The duo's adventures come to an end in the series's final episode, "Tunnel Eyes". Austin, who is Malone's co-driver on the truck, has an opportunity to go back and finish college. Malone knows this but realizes Austin will not take the opportunity because it will break up their partnership. In his yearly medical check up, Malone pretends to have tunnel vision (lack of peripheral vision) which means he no longer qualifies to drive trucks. This frees Austin who is able to finish his college education, while Mike takes a desk job within the C&A organization.

==Main cast==
- Paul Birch as "Cannonball" Mike Malone
- William Campbell as Jerry Austin
- Beth Lockerbie as Mary Malone
- Beth Morris as Virginia "Ginny" Malone
- Steve Barringer as Butch Malone
- Howard Milsom as Harry Butler

==Episode list==
The original production order appears to be lost and all that remains is a partial list based upon Canadian Broadcasting Corporation and ITV air dates.

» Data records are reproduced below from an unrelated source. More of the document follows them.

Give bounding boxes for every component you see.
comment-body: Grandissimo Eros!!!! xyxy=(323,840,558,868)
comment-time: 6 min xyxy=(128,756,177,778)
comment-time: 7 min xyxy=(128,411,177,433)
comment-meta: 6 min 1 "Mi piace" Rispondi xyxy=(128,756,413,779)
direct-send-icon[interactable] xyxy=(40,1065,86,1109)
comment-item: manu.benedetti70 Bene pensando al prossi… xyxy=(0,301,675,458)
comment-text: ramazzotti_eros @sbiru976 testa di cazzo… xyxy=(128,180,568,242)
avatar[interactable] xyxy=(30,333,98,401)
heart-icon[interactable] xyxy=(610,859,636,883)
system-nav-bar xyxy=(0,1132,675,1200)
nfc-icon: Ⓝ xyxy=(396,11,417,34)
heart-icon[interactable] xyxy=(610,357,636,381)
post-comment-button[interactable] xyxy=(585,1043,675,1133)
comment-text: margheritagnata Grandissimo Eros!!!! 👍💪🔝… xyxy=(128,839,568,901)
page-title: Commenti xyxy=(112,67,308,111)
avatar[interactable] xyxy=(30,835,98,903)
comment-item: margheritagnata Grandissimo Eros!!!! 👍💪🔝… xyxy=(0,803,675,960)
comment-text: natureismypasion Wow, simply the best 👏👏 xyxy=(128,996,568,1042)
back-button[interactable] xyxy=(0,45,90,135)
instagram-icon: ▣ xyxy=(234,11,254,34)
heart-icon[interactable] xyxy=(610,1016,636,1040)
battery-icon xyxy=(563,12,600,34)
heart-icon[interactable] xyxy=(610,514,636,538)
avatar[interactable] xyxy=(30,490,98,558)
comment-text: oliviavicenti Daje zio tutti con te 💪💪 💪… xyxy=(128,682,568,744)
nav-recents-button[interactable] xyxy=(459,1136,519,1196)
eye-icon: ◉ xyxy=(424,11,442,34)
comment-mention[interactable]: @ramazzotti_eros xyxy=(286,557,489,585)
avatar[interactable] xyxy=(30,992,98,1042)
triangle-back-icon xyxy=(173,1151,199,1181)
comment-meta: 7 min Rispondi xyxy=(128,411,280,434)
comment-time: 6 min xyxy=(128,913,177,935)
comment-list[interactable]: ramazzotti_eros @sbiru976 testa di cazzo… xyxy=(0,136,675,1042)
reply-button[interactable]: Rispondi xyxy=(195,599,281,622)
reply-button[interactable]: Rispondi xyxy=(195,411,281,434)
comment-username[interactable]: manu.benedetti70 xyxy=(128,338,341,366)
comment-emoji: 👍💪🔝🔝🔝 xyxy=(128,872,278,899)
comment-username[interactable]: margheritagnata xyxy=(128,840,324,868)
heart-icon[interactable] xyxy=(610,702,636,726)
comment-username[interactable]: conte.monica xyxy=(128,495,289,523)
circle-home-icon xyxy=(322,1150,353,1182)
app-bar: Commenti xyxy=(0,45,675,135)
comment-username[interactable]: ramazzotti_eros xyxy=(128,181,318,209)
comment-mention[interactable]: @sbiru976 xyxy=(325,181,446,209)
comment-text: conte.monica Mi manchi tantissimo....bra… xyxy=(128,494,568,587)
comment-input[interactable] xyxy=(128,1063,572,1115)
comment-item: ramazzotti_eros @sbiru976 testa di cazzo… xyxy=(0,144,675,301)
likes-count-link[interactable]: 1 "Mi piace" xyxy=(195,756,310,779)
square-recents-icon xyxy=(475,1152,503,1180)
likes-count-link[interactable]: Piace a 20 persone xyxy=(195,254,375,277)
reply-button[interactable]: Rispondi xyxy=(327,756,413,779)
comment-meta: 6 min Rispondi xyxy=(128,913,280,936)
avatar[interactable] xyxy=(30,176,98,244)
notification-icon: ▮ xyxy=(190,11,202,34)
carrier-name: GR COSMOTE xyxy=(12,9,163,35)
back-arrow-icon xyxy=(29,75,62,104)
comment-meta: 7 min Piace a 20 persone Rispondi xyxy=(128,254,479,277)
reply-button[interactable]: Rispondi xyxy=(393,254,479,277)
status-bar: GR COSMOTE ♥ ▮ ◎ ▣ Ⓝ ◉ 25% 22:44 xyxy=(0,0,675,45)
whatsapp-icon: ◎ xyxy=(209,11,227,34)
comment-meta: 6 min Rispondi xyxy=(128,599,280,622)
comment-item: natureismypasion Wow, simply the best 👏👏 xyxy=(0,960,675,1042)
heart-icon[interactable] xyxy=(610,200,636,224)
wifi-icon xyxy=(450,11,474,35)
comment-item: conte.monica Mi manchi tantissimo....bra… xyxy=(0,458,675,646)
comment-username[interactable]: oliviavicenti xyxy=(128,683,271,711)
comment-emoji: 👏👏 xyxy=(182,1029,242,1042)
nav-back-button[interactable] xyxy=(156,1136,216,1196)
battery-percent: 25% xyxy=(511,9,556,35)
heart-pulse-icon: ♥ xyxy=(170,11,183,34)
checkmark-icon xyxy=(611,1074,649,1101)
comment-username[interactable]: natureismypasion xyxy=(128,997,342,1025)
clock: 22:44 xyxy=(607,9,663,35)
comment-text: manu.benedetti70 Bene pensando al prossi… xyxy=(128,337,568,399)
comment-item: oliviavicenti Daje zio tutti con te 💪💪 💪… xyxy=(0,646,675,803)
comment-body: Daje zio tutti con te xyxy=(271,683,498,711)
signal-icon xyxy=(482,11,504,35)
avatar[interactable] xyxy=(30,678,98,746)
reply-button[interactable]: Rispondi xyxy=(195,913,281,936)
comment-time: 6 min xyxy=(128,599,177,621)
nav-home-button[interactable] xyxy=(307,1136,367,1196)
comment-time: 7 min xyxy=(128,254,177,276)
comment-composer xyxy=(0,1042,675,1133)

As titles were not shown on-screen, these titles may be speculative.

- "The Runaway Truck"
- "Pills"
- "Nitro Haul"
- "Small Cargo"
- "The Big Ambulance"
- "Mark Time"
- "The Necklace"
- "Shock"
- "The Attack"
- "The Girl Reporter"
- "Butch"
- "Little Old Man"
- "Sauce for the Goose"

- "The Girl at Joe's Place"
- "Nanette"
- "Lil's Cafe"
- "The Hostage"
- "Fallout"
- "Marooned"
- "Undercover"
- "Vendetta"
- "The Has-been"
- "The Flying Dutchman"
- "Rodeo"
- "Trip to Buffalo"
- "Wild Party"

- "Driving School"
- "Eyewitness"
- "Ginny"
- "Racket"
- "Green-eyed Monster"
- "Sights on Safety"
- "Moose Hunt"
- "Big Buck"
- "Willy"
- "The Dog"
- "Snake Eyes"
- "The Iron Lung"
- "Tunnel Eyes"

== Theme music ==
The Cannonball TV series had a theme that opened and closed each episode composed by Joseph Hooven, Marilyn Hooven, and music packager Raoul Kraushaar.Though IMDb claims the words and music were written and performed by the American country artist Merle Haggard the singer was incarcerated in San Quentin State Prison from 1957 to 1960 and would have been unavailable to work on the series.